25 февраля в Ясной Поляне выступал Орхан Памук — осенью 2016 года писатель получил премию «Ясная Поляна» за книгу «Мои странные мысли», а сейчас приехал в усадьбу Толстого, чтобы дать публичное интервью. Разговор вел журналист Александр Гаврилов. «Горький» публикует текст этой беседы.

Все те годы, что я читал ваши романы, я копил продуманные эстетские вопросы. И тут вдруг по-русски выходит книга «Другие цвета» — эссе, фрагменты интервью, рассуждения о ремесле. И в ней Орхан Памук отвечает очень развернуто почти на все эти вопросы. Книжка вполне волшебная, это такой мета-Памук: исследование писателя творческим методом самого писателя. Но глупо задавать снова вопросы, на которые уже даны ответы. Поэтому теперь я буду начинать с самого простого. Нам в России кажется, что можно определить человека, предложив ему выбор из напитка, домашнего питомца и писателя. Давайте начнем: чай или кофе?

Вообще-то и чай, и кофе.

Кошка или собака?

Кошки, собак я люблю на расстоянии.

Толстой или Достоевский?

Тоже оба. И Толстой, и Достоевский научили меня многому. Когда я писал свой первый роман, я читал очень хорошую книгу британского критика Штайнера «Толстой или Достоевский». Там были показаны огромные отличия писателей, а также их сходства, рассказывалось о предшественниках, которые сформировали Толстого и Достоевского, и кого они сформировали в свою очередь. Читая эту книгу, я учился писать, основываясь на их различиях.

В нескольких своих интервью вы говорите, что писатели постоянно чувствуют себя виноватыми и именно вина в каком-то смысле двигает литературу.

Писатели склонны чувствовать себя виноватыми, потому что чувствуют ответственность за все. Еще Достоевский говорил об этом. Это другой уровень чувствительности. В начале писательской карьеры вы чувствуете вину еще и потому, что вы отдаете время занятию, которое не приносит дохода. Но вина писателя так же связана с чем-то более глубоким. Быть писателем — значит по собственному выбору стремиться понимать людей. И, развивая эту чувствительность, вы развиваете сострадание, способность поставить себя на место каждого. Но увидев так глубоко чужое страдание, вы понимаете, что находитесь в привилегированном положении по отношению к другим людям. И тогда вы снова чувствуете вину.

Но чувство вины — это очень хорошо. Оно мучает вас, но при этом прокладывает дорогу в религии и литературе. Все происходит от чувства вины. Чувствовать боль и страдания другого человека, понимать их и разделять — очень человеческое качество. Писатели — чувствительные люди. Хорошие писатели, конечно. Например, писатель, чей дом и усадьбу я сегодня посетил, очень чувствительный человек, и именно эта чувствительность Толстого давала ему возможность, когда он писал романы, идентифицировать себя с людьми, отличными от него. Естественно, у большинства этих людей были более тяжелые условия жизни. И вполне естественно, что вы начинаете испытывать чувство вины, и искусство написания романа связано с этим чувством вины.

Писатель все чувствует, всему свидетель, но ни в чем не участвует, потому что надо же наблюдать и запоминать все. Вы как-то говорили, что пик отчуждения и обособленности испытываете в шумном офисе.

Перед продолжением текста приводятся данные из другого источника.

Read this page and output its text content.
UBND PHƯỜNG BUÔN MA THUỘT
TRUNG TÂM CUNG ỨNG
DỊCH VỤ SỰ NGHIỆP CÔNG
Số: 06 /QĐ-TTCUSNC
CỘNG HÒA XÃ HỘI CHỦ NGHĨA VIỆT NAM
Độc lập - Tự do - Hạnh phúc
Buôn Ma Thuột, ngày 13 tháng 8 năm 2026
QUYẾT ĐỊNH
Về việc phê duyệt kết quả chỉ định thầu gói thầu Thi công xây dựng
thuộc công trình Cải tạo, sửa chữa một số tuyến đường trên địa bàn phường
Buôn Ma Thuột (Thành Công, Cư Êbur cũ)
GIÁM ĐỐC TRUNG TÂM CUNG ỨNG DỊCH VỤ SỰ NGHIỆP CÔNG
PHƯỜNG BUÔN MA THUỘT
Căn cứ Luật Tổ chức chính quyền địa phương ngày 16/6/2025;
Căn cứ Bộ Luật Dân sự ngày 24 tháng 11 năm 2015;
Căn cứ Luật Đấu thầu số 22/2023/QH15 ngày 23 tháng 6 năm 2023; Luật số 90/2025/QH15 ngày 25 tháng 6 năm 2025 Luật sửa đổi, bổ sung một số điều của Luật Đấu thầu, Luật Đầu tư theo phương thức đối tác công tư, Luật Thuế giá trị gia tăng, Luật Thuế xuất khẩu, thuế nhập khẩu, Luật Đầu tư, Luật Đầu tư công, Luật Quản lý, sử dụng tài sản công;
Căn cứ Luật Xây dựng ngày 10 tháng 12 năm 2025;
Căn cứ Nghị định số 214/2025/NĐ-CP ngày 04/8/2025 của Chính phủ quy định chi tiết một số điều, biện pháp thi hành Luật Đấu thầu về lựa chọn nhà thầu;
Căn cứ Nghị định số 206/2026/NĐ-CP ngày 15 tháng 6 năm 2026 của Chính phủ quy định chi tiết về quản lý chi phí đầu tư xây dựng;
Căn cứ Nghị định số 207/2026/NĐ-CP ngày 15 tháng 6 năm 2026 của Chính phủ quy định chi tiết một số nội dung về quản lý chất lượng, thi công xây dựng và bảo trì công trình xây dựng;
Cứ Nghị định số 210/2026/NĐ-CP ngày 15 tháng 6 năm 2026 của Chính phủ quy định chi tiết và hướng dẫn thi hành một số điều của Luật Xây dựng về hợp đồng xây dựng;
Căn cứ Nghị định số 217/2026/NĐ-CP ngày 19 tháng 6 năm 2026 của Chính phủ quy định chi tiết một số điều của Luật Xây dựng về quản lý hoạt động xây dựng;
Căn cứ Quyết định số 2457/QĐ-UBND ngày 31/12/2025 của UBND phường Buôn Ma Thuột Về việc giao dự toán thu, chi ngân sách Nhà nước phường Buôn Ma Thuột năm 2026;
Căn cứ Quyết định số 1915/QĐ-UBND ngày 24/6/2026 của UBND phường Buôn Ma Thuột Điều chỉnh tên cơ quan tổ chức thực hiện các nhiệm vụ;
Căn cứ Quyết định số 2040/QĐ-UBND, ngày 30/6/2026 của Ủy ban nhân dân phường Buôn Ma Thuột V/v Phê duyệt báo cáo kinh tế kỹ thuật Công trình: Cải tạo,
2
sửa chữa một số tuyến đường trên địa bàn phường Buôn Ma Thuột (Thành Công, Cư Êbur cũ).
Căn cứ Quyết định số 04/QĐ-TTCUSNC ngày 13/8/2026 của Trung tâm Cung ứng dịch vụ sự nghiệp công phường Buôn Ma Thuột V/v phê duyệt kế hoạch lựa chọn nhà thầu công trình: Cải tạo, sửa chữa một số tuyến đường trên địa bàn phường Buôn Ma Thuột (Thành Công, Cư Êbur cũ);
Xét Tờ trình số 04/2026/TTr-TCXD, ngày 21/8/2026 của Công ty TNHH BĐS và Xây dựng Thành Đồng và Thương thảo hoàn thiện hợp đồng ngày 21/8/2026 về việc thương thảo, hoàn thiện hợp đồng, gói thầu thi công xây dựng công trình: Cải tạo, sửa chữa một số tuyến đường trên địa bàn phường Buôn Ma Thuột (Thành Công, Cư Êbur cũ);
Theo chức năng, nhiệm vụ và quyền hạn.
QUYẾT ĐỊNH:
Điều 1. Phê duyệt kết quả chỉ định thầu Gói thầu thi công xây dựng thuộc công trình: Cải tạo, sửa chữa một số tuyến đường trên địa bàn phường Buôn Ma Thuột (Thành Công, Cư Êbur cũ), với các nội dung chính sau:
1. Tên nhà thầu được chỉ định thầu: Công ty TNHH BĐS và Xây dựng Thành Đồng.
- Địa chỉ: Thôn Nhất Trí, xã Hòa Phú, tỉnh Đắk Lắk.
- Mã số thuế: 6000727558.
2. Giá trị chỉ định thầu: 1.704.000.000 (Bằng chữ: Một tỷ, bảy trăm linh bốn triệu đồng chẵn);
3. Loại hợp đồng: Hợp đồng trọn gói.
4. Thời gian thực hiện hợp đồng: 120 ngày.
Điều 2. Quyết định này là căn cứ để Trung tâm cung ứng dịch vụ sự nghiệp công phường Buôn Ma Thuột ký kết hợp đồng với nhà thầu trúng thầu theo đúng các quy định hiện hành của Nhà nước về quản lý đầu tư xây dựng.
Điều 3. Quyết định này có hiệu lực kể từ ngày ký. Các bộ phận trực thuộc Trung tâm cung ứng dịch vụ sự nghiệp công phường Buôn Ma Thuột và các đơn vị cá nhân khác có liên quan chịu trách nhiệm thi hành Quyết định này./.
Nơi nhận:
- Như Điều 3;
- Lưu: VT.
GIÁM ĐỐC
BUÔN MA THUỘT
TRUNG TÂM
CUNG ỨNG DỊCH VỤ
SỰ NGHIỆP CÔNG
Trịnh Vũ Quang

Желание быть писателем с этим связано. И многие авторы, которых я знаю, — не пишущие журналисты, а именно писатели, которые работают над художественными книгами, — испытывают желание быть вне повседневной офисной жизни. Вы не хотите делить ничего с другими, вы хотите сидеть в уединенной комнате и доверять собственному воображению. Вы находите тысячи оправданий, чтобы не быть как другие. И вот это и есть место, где начинается выбор быть писателем, художником, вообще человеком творчества.

В одной из статей книги «Другие цвета», вы замечаете, что, рассказывая о себе откровенно, испытываете страх.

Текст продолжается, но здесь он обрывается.